Lindungi Nasabah, Hana Bank Rajin Adopsi Teknologi Terkini
JAKARTA, investortrust.id – PT Bank KEB Hana Indonesia (Hana Bank) menegaskan komitmennya dalam melindungi nasabah dengan rajin mengadopsi teknologi terkini.
Sebagai penyedia layanan perbankan digital, manajemen menegaskan bahwa perusahaan mengutamakan keamanan transaksi pada kana digital mereka. Agar nasabah dapat baik, cepat, namun tetap aman.
“Kami juga ikut ISO sebenarnya. Kemudian teknologi-teknologi pengamanan dari sistem, kami pastikan teknologi yang diadopsi itu adalah teknologi yang memang terkini,” ujar Head of Technology Product Development KEB Hana Oktavianus Michael kepada investortrust.id, beberapa waktu lalu.
Michael mengaku, pihaknya turut mengusahakan agar fitur-fitur perbankan digital yang dihadirkan sudah dipastikan memiliki keamanan paling mumpuni yang perusahaan miliki. Tak lupa, perseroan juga terus berinovasi agar transaksi di KEB Hana selalu masuk kategori baik dan aman.
“Untuk setiap hal-hal yang sudah kami adopsi, pasti akan kami upgrade dan benchmarking ke market. Apa yang paling baik sehingga pada akhirnya kami adopsi yang memang paling baik di market,” papar Michael.
Baca Juga
Buana Finance (BBLD) Raih Pinjaman Berjangka Rp 200 Miliar dari Bank KEB Hana
Teknologi dimaksud, termasuk teknologi pengamanan untuk transaksi mengantisipasi adanya spoofing.
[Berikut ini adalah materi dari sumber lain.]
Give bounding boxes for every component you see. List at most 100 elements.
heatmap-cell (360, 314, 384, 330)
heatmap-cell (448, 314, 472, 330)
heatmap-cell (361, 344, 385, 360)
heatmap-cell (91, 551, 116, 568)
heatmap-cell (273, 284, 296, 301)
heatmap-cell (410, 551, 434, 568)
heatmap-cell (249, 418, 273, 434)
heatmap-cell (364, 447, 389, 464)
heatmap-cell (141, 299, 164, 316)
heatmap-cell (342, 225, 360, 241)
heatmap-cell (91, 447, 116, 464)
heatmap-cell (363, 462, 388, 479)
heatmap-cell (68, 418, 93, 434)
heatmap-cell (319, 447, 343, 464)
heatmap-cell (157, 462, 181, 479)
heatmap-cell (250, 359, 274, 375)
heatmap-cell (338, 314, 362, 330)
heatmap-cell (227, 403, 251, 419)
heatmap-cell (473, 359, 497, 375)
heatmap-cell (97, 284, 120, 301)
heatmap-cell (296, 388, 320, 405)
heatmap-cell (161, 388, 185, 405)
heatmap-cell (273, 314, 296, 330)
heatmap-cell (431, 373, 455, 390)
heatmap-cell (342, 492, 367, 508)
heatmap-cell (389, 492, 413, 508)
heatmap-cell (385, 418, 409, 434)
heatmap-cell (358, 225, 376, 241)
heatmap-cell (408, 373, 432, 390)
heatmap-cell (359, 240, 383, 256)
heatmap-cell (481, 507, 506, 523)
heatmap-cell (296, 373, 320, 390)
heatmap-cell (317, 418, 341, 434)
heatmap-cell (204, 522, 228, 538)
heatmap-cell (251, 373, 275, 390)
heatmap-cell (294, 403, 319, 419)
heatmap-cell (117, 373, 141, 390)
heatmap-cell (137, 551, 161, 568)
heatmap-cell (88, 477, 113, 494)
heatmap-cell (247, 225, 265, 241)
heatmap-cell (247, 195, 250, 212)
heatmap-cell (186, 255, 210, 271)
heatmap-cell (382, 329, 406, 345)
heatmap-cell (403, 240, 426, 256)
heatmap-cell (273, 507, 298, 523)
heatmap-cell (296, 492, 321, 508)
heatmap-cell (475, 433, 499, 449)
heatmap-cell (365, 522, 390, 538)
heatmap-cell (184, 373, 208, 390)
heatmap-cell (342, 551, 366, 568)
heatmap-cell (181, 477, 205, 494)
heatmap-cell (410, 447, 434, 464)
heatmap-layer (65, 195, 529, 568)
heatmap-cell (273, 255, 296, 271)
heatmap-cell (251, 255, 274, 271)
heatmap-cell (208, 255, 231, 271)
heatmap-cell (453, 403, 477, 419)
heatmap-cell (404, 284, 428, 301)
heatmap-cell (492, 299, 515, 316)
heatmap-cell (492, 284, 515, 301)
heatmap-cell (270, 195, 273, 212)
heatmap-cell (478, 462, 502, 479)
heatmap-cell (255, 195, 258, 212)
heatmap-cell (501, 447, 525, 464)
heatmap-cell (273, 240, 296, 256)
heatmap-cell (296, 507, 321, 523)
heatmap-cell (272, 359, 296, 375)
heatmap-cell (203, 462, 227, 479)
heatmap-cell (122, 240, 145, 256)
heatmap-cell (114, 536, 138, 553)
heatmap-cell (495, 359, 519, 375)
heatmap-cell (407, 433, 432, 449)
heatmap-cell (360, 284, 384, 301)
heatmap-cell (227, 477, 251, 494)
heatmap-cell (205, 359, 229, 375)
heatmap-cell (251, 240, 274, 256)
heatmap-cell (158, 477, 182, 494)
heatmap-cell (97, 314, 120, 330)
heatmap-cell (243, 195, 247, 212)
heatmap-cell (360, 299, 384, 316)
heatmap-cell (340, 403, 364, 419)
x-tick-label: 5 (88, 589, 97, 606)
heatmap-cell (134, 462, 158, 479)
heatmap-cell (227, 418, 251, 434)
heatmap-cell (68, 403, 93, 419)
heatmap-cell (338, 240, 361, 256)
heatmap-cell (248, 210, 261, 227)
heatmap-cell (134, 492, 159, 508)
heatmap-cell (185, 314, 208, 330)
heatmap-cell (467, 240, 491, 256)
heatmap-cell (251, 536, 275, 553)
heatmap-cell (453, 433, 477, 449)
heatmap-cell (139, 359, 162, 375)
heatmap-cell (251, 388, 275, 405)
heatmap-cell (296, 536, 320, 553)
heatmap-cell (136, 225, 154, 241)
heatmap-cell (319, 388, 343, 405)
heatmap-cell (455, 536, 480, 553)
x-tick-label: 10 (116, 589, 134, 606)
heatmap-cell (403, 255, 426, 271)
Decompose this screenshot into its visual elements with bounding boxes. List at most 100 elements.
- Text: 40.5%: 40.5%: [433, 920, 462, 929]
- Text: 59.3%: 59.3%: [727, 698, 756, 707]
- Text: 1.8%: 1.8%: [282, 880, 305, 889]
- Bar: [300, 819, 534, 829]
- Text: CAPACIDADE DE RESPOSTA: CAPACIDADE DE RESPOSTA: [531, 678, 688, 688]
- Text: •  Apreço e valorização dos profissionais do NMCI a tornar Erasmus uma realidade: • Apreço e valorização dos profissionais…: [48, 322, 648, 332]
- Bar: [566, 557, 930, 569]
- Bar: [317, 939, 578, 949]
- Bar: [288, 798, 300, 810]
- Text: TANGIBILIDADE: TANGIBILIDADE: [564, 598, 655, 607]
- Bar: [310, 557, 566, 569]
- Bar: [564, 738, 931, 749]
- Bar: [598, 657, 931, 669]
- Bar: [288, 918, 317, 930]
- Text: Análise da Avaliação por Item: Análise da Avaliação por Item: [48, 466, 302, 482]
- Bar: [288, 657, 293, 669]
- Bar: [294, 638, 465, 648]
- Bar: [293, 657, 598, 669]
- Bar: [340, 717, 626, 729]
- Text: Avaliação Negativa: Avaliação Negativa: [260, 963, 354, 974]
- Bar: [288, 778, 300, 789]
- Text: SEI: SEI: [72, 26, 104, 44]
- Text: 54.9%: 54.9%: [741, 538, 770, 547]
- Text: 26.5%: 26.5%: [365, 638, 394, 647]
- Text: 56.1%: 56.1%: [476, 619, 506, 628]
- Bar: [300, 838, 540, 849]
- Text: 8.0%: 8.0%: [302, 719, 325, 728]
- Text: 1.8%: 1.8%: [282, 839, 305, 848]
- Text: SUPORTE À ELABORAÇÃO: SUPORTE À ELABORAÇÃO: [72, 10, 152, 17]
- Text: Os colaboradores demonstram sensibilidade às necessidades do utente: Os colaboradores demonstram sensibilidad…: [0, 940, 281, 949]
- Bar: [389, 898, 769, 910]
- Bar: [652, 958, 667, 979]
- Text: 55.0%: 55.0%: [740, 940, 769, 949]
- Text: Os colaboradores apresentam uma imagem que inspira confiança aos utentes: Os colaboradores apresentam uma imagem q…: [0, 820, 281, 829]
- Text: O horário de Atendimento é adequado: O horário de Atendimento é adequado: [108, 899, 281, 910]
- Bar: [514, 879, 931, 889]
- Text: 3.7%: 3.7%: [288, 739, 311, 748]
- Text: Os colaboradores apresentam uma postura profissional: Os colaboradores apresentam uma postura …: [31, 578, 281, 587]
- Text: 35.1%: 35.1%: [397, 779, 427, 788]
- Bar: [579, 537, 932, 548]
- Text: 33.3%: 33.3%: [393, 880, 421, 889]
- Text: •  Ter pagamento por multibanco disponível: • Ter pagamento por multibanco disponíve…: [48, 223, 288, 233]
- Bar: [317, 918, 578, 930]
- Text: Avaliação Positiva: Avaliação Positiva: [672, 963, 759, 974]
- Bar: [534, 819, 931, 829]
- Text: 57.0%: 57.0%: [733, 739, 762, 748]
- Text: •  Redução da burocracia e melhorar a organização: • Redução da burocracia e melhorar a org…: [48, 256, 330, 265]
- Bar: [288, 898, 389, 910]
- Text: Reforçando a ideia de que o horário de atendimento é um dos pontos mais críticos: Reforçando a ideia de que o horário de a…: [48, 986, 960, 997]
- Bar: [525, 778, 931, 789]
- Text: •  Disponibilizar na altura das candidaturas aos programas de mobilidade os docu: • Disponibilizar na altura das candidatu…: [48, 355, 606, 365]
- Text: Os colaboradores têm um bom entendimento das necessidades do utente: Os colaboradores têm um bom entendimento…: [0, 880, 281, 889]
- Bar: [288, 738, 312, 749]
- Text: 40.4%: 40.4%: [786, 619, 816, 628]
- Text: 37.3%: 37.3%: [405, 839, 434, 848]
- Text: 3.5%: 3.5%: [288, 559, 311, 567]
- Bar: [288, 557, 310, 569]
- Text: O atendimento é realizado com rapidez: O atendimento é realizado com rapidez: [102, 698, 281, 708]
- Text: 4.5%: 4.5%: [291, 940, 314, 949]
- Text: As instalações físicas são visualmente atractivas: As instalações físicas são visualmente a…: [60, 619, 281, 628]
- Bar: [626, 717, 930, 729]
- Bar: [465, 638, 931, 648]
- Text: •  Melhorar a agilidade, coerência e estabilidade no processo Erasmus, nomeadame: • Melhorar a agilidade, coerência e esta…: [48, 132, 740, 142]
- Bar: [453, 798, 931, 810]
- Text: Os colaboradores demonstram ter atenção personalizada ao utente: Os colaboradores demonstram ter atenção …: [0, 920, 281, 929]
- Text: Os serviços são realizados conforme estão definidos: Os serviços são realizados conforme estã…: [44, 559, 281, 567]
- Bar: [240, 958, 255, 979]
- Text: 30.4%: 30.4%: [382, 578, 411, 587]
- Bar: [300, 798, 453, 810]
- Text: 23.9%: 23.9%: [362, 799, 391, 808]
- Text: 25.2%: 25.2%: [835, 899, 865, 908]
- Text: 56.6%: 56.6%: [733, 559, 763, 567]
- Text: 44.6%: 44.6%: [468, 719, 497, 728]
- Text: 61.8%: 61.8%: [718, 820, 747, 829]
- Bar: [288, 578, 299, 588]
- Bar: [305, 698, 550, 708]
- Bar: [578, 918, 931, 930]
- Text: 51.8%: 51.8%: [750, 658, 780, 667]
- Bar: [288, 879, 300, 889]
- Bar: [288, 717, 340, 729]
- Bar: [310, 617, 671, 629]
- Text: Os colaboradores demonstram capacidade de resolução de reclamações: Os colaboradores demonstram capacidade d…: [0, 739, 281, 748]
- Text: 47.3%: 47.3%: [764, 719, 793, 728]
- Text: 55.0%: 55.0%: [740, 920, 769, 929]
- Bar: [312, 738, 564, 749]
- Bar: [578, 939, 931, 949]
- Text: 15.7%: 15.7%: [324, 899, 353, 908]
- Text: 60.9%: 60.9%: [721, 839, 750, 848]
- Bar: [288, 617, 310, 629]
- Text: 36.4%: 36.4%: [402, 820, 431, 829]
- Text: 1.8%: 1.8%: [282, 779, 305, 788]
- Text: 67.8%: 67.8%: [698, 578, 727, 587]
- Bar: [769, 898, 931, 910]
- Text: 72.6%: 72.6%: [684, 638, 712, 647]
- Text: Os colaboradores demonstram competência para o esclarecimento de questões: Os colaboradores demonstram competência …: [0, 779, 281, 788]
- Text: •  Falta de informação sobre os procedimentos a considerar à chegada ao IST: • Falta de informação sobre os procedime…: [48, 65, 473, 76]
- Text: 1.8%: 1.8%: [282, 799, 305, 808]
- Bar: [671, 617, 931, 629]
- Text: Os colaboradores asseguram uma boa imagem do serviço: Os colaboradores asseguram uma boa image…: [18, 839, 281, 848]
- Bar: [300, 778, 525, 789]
Anti-spoofing adalah skema atau teknik yang dirancang untuk mendeteksi dan mencegah penyamaran komunikasi dari sumber tak dikenal, seolah-olah berasal dari sumber dikenal dan terpercaya.
Pada tahap pengawasan atau monitoring, KEB Hana juga melakukan penetrasi injection dan artificial intelligence (AI). Hal ini demi menghadang SQL injection, teknik serangan eksploitasi pada basis data yang terintegrasi dengan situs web yang memungkinkan penghancuran dan manipulasi data.
“Hal-hal itu ya kami pasti lakukan benchmarking, dalam arti kami lihat provider di market seperti apa. Kemudian kami lihat dari sistem keamanan yang kami miliki seperti apa, lakukan penetration testing dan seterusnya. Sehingga pada akhirnya semua loop-loop atau titik-titik dimana itu bisa diperbaiki pasti akan kami perbaiki,” tegas Michael.
Pengawasan pun diakui akan terus diperbarui. Mengingat, perkembangan teknologi terus melaju pesat dan dapat menjadi dua mata pisau yang tidak hanya menguntungkan, namun juga bisa merugikan suatu pihak.
Menurut Michael, seiring perkembangan teknologi, kejahatan siber juga akan terus berevolusi. Sehingga perusahaan bank harus membangun benteng keamanan yang kuat.
Manajemen mengakui, serangan siber di layanan perbankan secara digital cukup kencang terjadi. Oleh karena itu, berbagai upaya pencegahan dilakukan untuk lebih awal mengantisipasi berbagai risiko.
“Jangan sampai kami menjadi korban dan nasabah-nasabah kami jadi korban pada akhirnya. Kami berusaha semaksimal mungkin untuk hal itu bisa kami mitigasi dengan yang paling baik,” ungkap dia.
Sebagai informasi, Bank KEB Hana sudah mengantongi sertifikasi ISO/IEC 27001:2013 terkait keamanan dan kerahasiaan data. Dengan semua fondasi perlindungan konsumen yang dibangun, perseroan bertujuan memperluas basis pelanggan dan mendorong peningkatan jumlah transaksi.
Baca Juga
Hana Bank Gandeng Korea Tourism Organization Dorong Kunjungan ke Korea Selatan
Hal tersebut diyakini dapat tercapai bila kepercayaan konsumen pada keamanan transaksi di KEB Hana, semakin meningkat. “Bagaimana customer base yang ada, bertransaksi aktif di KEB HANA,” imbuhnya.
Perusahaan yang dulunya bernama Bank Pasar Pagi Madju itu pun memenangi penghargaan Digital Banking Awards 2024 KBMI 2 Kategori Dimensi Manajemen Risiko.
Michael berterima kasih atas apresiasi yang diberikan dan berharap penghargaan ini dapat menjadi katalis positif bagi manajemen, untuk terus berinovasi dalam memberikan layanan digital bagi masyarakat.
“Mari terus melakukan inovasi dan berkolaborasi bersama untuk membangun perbankan digital di Indonesia lebih baik lagi,” pungkasnya.